Amyloid-related imaging abnormalities with edema/effusion (ARIA-E) are commonly observed with anti-amyloid therapies in Alzheimer’s disease. We developed a semi-mechanistic, in silico model to understand the time course of ARIA-E and its dose dependency.
Dynamic and statistical analyses of data from 112 individuals that experienced ARIA-E in the open-label extension of SCarlet RoAD (a study of gantenerumab in participants with prodromal Alzheimer’s disease) and Marguerite RoAD (as study of Gantenerumab in participants with mild Alzheimer’s disease) studies were used for model building. Gantenerumab pharmacokinetics, local amyloid removal, disturbance and repair of the vascular wall, and ARIA-E magnitude were represented in the novel vascular wall disturbance (VWD) model of ARIA-E.
The modeled individual-level profiles provided a good representation of the observed pharmacokinetics and time course of ARIA-E magnitude. ARIA-E dynamics were shown to depend on the interplay between drug-mediated amyloid removal and intrinsic vascular repair processes.
Upon further refinement and validation, the VWD model could inform strategies for dosing and ARIA monitoring in individuals with an ARIA-E history.

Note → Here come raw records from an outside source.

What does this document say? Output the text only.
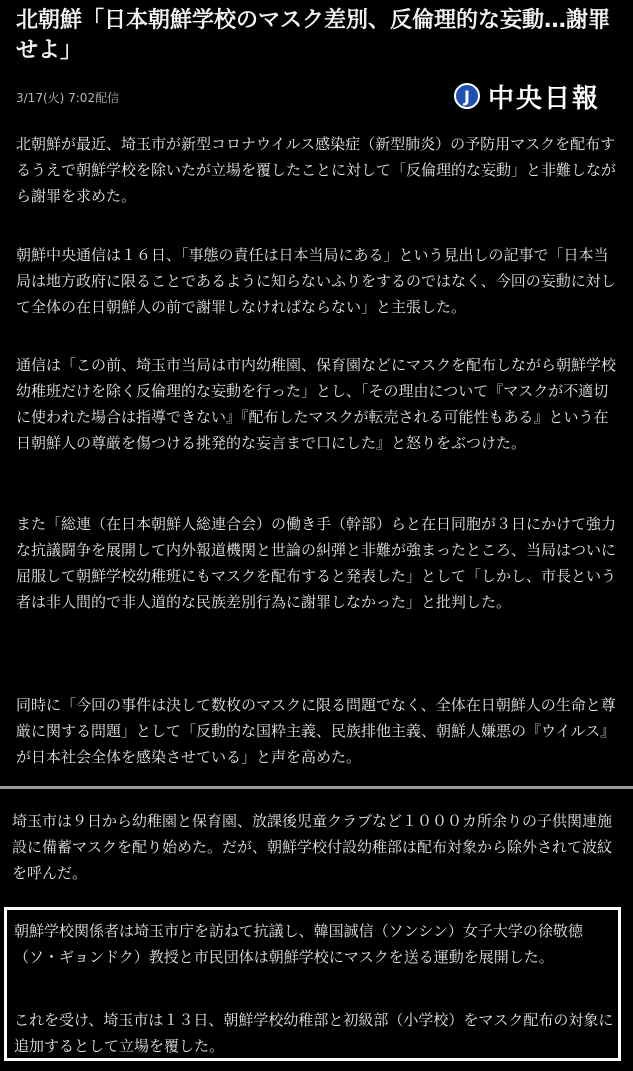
北朝鮮「日本朝鮮学校のマスク差別、反倫理的な妄動…謝罪せよ」
3/17(火) 7:02配信	J 中央日報

北朝鮮が最近、埼玉市が新型コロナウイルス感染症（新型肺炎）の予防用マスクを配布するうえで朝鮮学校を除いたが立場を覆したことに対して「反倫理的な妄動」と非難しながら謝罪を求めた。

朝鮮中央通信は１６日、「事態の責任は日本当局にある」という見出しの記事で「日本当局は地方政府に限ることであるように知らないふりをするのではなく、今回の妄動に対して全体の在日朝鮮人の前で謝罪しなければならない」と主張した。

通信は「この前、埼玉市当局は市内幼稚園、保育園などにマスクを配布しながら朝鮮学校幼稚班だけを除く反倫理的な妄動を行った」とし、「その理由について『マスクが不適切に使われた場合は指導できない』『配布したマスクが転売される可能性もある』という在日朝鮮人の尊厳を傷つける挑発的な妄言まで口にした』と怒りをぶつけた。

また「総連（在日本朝鮮人総連合会）の働き手（幹部）らと在日同胞が３日にかけて強力な抗議闘争を展開して内外報道機関と世論の糾弾と非難が強まったところ、当局はついに屈服して朝鮮学校幼稚班にもマスクを配布すると発表した」として「しかし、市長という者は非人間的で非人道的な民族差別行為に謝罪しなかった」と批判した。

同時に「今回の事件は決して数枚のマスクに限る問題でなく、全体在日朝鮮人の生命と尊厳に関する問題」として「反動的な国粋主義、民族排他主義、朝鮮人嫌悪の『ウイルス』が日本社会全体を感染させている」と声を高めた。

埼玉市は９日から幼稚園と保育園、放課後児童クラブなど１０００カ所余りの子供関連施設に備蓄マスクを配り始めた。だが、朝鮮学校付設幼稚部は配布対象から除外されて波紋を呼んだ。

朝鮮学校関係者は埼玉市庁を訪ねて抗議し、韓国誠信（ソンシン）女子大学の徐敬徳（ソ・ギョンドク）教授と市民団体は朝鮮学校にマスクを送る運動を展開した。

これを受け、埼玉市は１３日、朝鮮学校幼稚部と初級部（小学校）をマスク配布の対象に追加するとして立場を覆した。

Alzheimer’s disease; amyloid beta; amyloid‐related imaging abnormalities; gantenerumab; in silico; modeling; pathophysiology; semi‐mechanistic; vascular wall disturbance.
© 2022 The Authors. Alzheimer’s & Dementia: Translational Research & Clinical Interventions published by Wiley Periodicals, LLC on behalf of Alzheimer’s Association.
Conflict of interest statement
RA, HPG, CH, DL, SB, PD, GK, ML, and NAM are full‐time employees of F. Hoffmann‐La Roche. RG is a former employee of F. Hoffmann‐La Roche, currently acting as consultant for F. Hoffmann‐La Roche. HPG, RG, CH, DL, SB, PD, GK, ML, and NAM are shareholders of F. Hoffmann‐La Roche. FP and ROC are consultants for F. Hoffmann‐La Roche. FP is the Funding Member and Coordinator of the iCAβ international Network and the CAA study Group of the Italian Society of Neurology‐dementia (SINdem) and is a member of the European Alzheimer’s Disease Consortium (EADC) General Assembly. He is the inventor (without ownership) of a patent for a method and kit for anti‐Aβ autoantibody ultrasensitive detection of ARIA and CAA‐ri. He served as a consultant and he has been involved in Global Advisory Boards on Alzheimer’s disease immunotherapy and biomarkers done by Roche. He is the Principal Investigator of the ModelCAA Research Grant AARG‐18‐561699 funded by the Alzheimer’s Association. Author disclosures are available in the supporting information.